Penghentian penuntutan berdasarkan keadilan restoratif sebagaimana dapat dihentikan penuntutannya berdasarkan keadilan restoratif dalam hal terpenuhi syarat tersangka baru pertama kali melakukan tindak pidana.
Syarat dan ketentuan penghentian penuntutan berdasarkan keadilan restoratif juga berdasarkan pada pemulihan kembali pada keadaan semula oleh tersangka dengan cara mengembalikan barang kepada korban, mengganti kerugian dan biaya yang ditimbulkan dari akibat tindak pidana serta kesepakatan damaian keduanya.
Sepanjang 2021, Jaksa Agung RI telah melaksanakan restoratif justice lebih dari 313 perkara. Hal ini direspon positif masyarakat dan mencapai tingkat kepuasan pelayanan public dibidang hukum. Pelaksanaan restorative justice diawasi secara ketat secara berjenjang. Bahkan secara tegas, Jaksa Agung RI telah memberikan warning agar jaksa-jaksa di daerah tidak bermain-main terhadap keadilan restoratif.

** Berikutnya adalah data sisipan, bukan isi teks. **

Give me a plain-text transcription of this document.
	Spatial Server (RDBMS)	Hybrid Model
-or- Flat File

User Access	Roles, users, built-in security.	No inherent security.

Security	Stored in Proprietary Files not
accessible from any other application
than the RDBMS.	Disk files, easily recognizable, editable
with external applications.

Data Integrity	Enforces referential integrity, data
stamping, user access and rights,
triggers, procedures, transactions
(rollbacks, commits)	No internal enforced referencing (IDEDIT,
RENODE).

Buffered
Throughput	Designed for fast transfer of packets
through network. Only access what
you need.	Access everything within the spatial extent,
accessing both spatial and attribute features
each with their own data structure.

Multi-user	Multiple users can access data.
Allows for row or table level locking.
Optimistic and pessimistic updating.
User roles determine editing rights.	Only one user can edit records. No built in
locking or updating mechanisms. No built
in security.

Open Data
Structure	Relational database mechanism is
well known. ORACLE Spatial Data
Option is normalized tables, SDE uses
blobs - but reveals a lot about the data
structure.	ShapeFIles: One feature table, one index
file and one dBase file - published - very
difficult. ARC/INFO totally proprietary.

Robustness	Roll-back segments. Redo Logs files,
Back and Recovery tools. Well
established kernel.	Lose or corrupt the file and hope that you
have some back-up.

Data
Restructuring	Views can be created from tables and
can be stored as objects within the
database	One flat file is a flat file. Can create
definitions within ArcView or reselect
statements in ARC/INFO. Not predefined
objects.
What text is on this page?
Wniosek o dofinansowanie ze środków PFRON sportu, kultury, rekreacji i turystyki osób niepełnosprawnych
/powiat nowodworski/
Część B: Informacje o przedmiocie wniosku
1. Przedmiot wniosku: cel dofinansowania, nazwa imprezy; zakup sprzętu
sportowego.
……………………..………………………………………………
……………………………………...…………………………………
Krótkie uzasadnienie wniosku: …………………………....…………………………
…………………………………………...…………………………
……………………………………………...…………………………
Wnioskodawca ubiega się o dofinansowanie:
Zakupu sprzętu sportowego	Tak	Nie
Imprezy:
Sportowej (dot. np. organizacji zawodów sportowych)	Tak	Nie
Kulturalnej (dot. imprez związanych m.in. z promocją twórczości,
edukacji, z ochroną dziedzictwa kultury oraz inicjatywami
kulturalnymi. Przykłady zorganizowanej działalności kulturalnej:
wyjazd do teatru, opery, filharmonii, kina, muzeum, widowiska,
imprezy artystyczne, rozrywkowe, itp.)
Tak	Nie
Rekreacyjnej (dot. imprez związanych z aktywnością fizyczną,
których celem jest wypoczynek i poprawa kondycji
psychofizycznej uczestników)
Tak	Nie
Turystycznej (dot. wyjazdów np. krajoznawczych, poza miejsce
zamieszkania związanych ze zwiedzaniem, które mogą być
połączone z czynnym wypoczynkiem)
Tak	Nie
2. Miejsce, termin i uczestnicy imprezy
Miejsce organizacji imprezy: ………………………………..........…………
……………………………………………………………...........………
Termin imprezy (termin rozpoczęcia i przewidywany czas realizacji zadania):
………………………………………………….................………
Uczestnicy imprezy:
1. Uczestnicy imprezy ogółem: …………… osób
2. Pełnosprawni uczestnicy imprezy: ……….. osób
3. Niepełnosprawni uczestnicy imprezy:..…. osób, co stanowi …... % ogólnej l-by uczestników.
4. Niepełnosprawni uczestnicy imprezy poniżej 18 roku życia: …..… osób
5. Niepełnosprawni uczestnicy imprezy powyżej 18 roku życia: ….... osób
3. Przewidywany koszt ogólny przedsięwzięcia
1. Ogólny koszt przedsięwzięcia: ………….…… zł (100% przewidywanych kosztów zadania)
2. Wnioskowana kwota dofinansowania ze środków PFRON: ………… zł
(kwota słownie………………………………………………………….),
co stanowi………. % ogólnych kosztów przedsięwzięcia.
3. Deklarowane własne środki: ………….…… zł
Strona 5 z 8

Kejaksaan RI berharap agar masyarakat senantiasa melakukan pengawasan bersama dan turut mengawal keadilan restoratif ini demi kemajuan bangsa dan negara khususnya dalam rangka mensukseskan pembangunan hukum nasional yang berwawasan sosial dengan mengedepankan HAM. Jaksa Agung RI ST Burhanuddin berpesan, rasa keadilan itu tidak ada di buku, KUHP atau KUHAP. Rasa Keadilan itu ada di hati masyarakat dan wajib bagi seorang jaksa untuk selalu mempertimbangkan rasa keadilan yang ada di masyarakat. (*)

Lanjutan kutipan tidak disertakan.